Und Sie haben Recht, wenn Sie sagen die Kölner Ursulinenschule sei „ein sehr gut funktionierendes System“. Dies ist mir aus eigener Anschauung und aus dem intensiven Dialog mit den Schulleitungen und dem Schulseelsorger dieser Schule bekannt und bewusst.
Dass das Erzbistum Köln dennoch seit dem laufenden Schuljahr in den Realschulzweig der Kölner Ursulinenschule auch Jungen aufnimmt, ist eine Entscheidung, die ich als Erzbischof und damit als derjenige, der letztverantwortlich alle Entscheidungen in unserem Erzbistum trifft, bewusst getroffen habe.
Der Vorwurf, die katholische Kirche würde hier „wieder die Frauen bzw. die Mädchen benachteiligen“, geht am Kern der Sache vorbei. Der besondere Wert der Mädchenerziehung liegt darin, dass hier Mädchen in besonderer Weise gestärkt werden. Dieser Aspekt soll in der Ursulinen-Realschule voll und ganz erhalten bleiben, da dort nach wie vor Mädchen und Jungen in getrennten Klassen und nach pädagogischen Konzepten unterrichtet werden, die ihnen entsprechen. Kein einziges Mädchen muss abgelehnt werden, da die bisherige Zweizügigkeit der Ursulinen-Realschule durch einen dritten Zug für Jungen ergänzt wird, die Zahl der Plätze für Mädchen also völlig gleich bleibt.
Drei Gründe haben mich zur Einführung der sogenannten „Bi-Edukation“, also der getrennten Beschulung von Mädchen und Jungen an einer Schule, bewogen.
Erstens hat das Erzbistum Köln dieses Modell vor vier Jahren am Erzbischöflichen Clara-Fey-Gymnasium in Bonn-Bad Godesberg eingeführt. Der große Erfolg dieses Konzepts, das auch wissenschaftlich begleitet und evaluiert wird, hat uns überzeugt.
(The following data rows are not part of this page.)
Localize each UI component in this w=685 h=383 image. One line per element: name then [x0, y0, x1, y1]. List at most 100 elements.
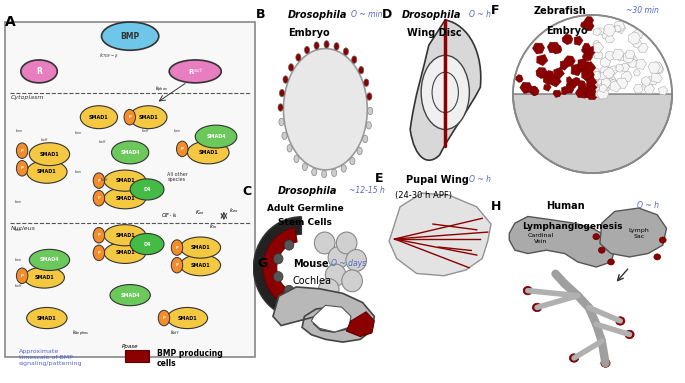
Text: Embryo: Embryo — [288, 28, 329, 38]
PathPatch shape — [634, 85, 643, 93]
Ellipse shape — [169, 60, 221, 83]
Text: Wing Disc: Wing Disc — [407, 28, 462, 38]
PathPatch shape — [633, 39, 642, 48]
PathPatch shape — [587, 87, 599, 99]
Text: SMAD1: SMAD1 — [37, 169, 57, 174]
Text: $k_{off}$: $k_{off}$ — [170, 328, 179, 337]
Circle shape — [284, 49, 367, 170]
Ellipse shape — [104, 188, 146, 209]
PathPatch shape — [594, 42, 603, 53]
PathPatch shape — [603, 24, 616, 36]
Text: H: H — [490, 200, 501, 213]
PathPatch shape — [553, 90, 561, 97]
Circle shape — [336, 232, 357, 254]
Ellipse shape — [101, 22, 159, 50]
Text: SMAD1: SMAD1 — [40, 152, 60, 157]
Text: $k_{on}$: $k_{on}$ — [74, 129, 82, 137]
Circle shape — [321, 170, 327, 178]
Circle shape — [351, 56, 357, 63]
PathPatch shape — [586, 71, 595, 80]
Circle shape — [319, 279, 339, 300]
Text: P: P — [97, 233, 100, 237]
Circle shape — [342, 270, 362, 292]
PathPatch shape — [614, 25, 621, 32]
Text: $K_{ex}$: $K_{ex}$ — [195, 208, 206, 217]
PathPatch shape — [597, 79, 606, 88]
Text: SMAD4: SMAD4 — [121, 293, 140, 298]
Text: SMAD1: SMAD1 — [190, 245, 210, 250]
Text: P: P — [21, 149, 23, 153]
PathPatch shape — [578, 59, 588, 69]
Text: R$^{act}$: R$^{act}$ — [188, 66, 203, 77]
Text: P: P — [21, 274, 23, 278]
Text: $k_{on}$: $k_{on}$ — [173, 128, 181, 135]
PathPatch shape — [582, 68, 593, 80]
Text: $k_{TGF-\beta}$: $k_{TGF-\beta}$ — [99, 52, 119, 62]
Ellipse shape — [112, 141, 149, 164]
Circle shape — [273, 254, 283, 264]
PathPatch shape — [632, 29, 643, 40]
PathPatch shape — [532, 43, 545, 54]
PathPatch shape — [630, 56, 638, 63]
Text: SMAD1: SMAD1 — [115, 196, 135, 201]
PathPatch shape — [602, 32, 611, 39]
Circle shape — [171, 257, 183, 273]
PathPatch shape — [608, 66, 617, 75]
Circle shape — [625, 330, 634, 339]
PathPatch shape — [552, 44, 562, 54]
Text: SMAD1: SMAD1 — [34, 275, 54, 280]
PathPatch shape — [585, 87, 597, 98]
Text: $k_{phos}$: $k_{phos}$ — [155, 85, 168, 95]
Circle shape — [432, 72, 458, 113]
PathPatch shape — [516, 75, 523, 82]
Text: $CIF\cdot k_I$: $CIF\cdot k_I$ — [161, 211, 177, 220]
PathPatch shape — [572, 77, 581, 86]
Text: $k_{on}$: $k_{on}$ — [14, 256, 23, 264]
Text: $k_{off}$: $k_{off}$ — [99, 138, 108, 146]
Text: SMAD1: SMAD1 — [115, 233, 135, 238]
Text: SMAD1: SMAD1 — [190, 263, 210, 268]
Ellipse shape — [21, 60, 58, 83]
Circle shape — [660, 237, 666, 243]
PathPatch shape — [605, 34, 614, 43]
PathPatch shape — [562, 87, 569, 95]
Circle shape — [366, 122, 371, 129]
PathPatch shape — [595, 90, 603, 98]
PathPatch shape — [543, 84, 551, 91]
Circle shape — [523, 286, 532, 295]
Text: Stem Cells: Stem Cells — [278, 218, 332, 227]
Circle shape — [601, 359, 610, 367]
PathPatch shape — [560, 60, 569, 70]
PathPatch shape — [592, 71, 601, 80]
PathPatch shape — [571, 64, 582, 76]
PathPatch shape — [586, 88, 599, 100]
Text: O ~ min: O ~ min — [351, 10, 382, 19]
PathPatch shape — [636, 59, 647, 69]
PathPatch shape — [584, 72, 595, 82]
PathPatch shape — [649, 75, 658, 85]
Wedge shape — [253, 217, 301, 319]
PathPatch shape — [593, 88, 600, 94]
PathPatch shape — [600, 208, 667, 257]
Circle shape — [599, 247, 605, 253]
Text: Drosophila: Drosophila — [401, 10, 461, 20]
Text: SMAD4: SMAD4 — [121, 150, 140, 155]
PathPatch shape — [593, 68, 601, 77]
PathPatch shape — [648, 62, 660, 73]
Text: SMAD1: SMAD1 — [199, 150, 218, 155]
PathPatch shape — [634, 70, 640, 76]
PathPatch shape — [593, 41, 601, 47]
PathPatch shape — [610, 79, 617, 87]
PathPatch shape — [410, 20, 481, 160]
PathPatch shape — [588, 85, 600, 97]
Text: O ~ h: O ~ h — [469, 10, 491, 19]
PathPatch shape — [621, 71, 632, 82]
PathPatch shape — [643, 80, 652, 89]
Text: $k_{on}$: $k_{on}$ — [74, 168, 82, 176]
PathPatch shape — [530, 86, 538, 93]
Circle shape — [325, 264, 346, 286]
Text: SMAD1: SMAD1 — [115, 250, 135, 255]
Text: ~30 min: ~30 min — [626, 6, 659, 15]
PathPatch shape — [582, 64, 591, 74]
PathPatch shape — [595, 87, 603, 95]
Zweitens konnten wir als katholische Kirche auf dem Gebiet der Stadt Köln bisher kein einziges Angebot für Jungen machen, die eine Schule in unserer Trägerschaft besuchen möchten, ihren Weg aber nicht am Gymnasium sehen. Auch Jungen bedürfen, das zeigt die aktuelle pädagogische Diskussion, der Stärkung.
Der dritte Grund hängt mit dem zweiten zusammen: Hier geht es um die Zusammenarbeit der Kölner Schulen mit der Dommusik. Während die gymnasial geeigneten Mitglieder des Kölner Domchores nach ihrer Grundschulzeit an der Kölner Domsingschule eine Heimat an der Liebfrauenschule finden konnten, mussten die anderen an öffentliche Schulen verwiesen werden.
Seit dem laufenden Schuljahr machen wir Erfahrungen mit dem neuen Konzept. Am Anfang des Schuljahres habe ich das ausgesprochen gelungene und ansprechende neue Gebäude der Ursulinen-Realschule eingeweiht, in das dann die erste Jungenklasse zusammen mit zwei Mädchenklassen eingezogen ist. Sicher wird sich der Schulalltag der Ursulinenschule dadurch verändern, aber genauso zuversichtlich bin ich, dass wir im Sinne der Hl. Angela Merici, der Gründerin des Ursulinenordens, gehandelt haben. Von ihr ist der Satz überliefert: Handeln, wie der Geist es eingibt. Weitergeben, was Jesus lehrt. Auf bewährten Wegen Neues wagen. Nichts anderes haben wir mit diesem neuen Weg versucht und hoffen, dass es mit der Hilfe des Hl. Geistes gelingt!